El inspector hizo una mueca.

—Yo he pensado lo mismo, señor, pero según parece la señora Prendergast le convenció para que viniera aquí. Es ideal para los niños, aunque no tanto para la profesión. Si me lo pregunta, diré que la señora Prendergast es la prueba más notable que tenemos para sugerir el suicidio. Ya hemos llegado.

La última frase era apenas necesaria. Junto a la puerta de una casita aislada al final de una hilera de viviendas semejantes, había un pequeño grupo de gente. De un montón de ruinas ennegrecidas que había en el jardín todavía se desprendía un desagradable olor a quemado. El inspector y sus acompañantes atravesaron la puerta, seguidos por los comentarios de los mirones.

—Ese es el inspector… Ese es el doctor Maggs… ese será otro médico, el que lleva el maletín… ¿Quién será el tipo del monóculo…? Parece un noble, ¿verdad, Florrie?… Tal vez sea el representante de los seguros… ¡Oh!, fíjate que auto lleva… Ahí es donde va a parar el dinero… es nada menos que un Rolls… no, tonto, es un Daimler… Oh, bueno, hoy día todo se hace gracias a la publicidad.

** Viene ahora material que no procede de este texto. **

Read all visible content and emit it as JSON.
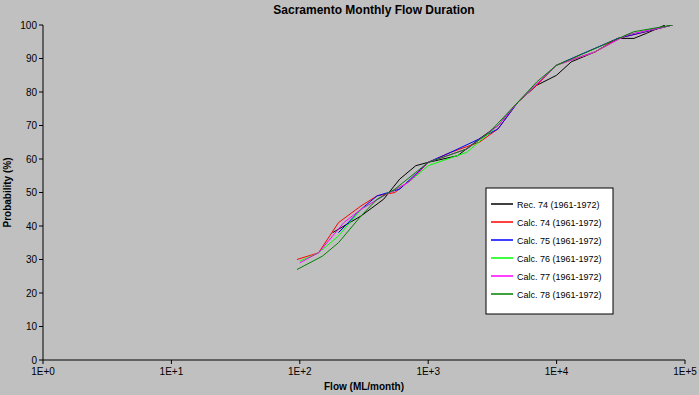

Wimsey se rió indecorosamente mientras avanzaban por el jardín. La visión del esqueleto de un coche entre los restos ennegrecidos del garaje, le serenó. Dos guardias, en cuclillas entre las ruinas mientras manejaban un cedazo, se pusieron de pie y saludaron.

—¿Qué tal les va, Jenkins?

—Aún no hemos encontrado gran cosa, señor, excepto una pitillera de marfil. Este caballero —indicando a un hombre corpulento, calvo, con gafas, que estaba fisgoneando entre los residuos del automóvil— es el señor Tolley, de la fábrica de automóviles; ha venido con una nota del superintendente.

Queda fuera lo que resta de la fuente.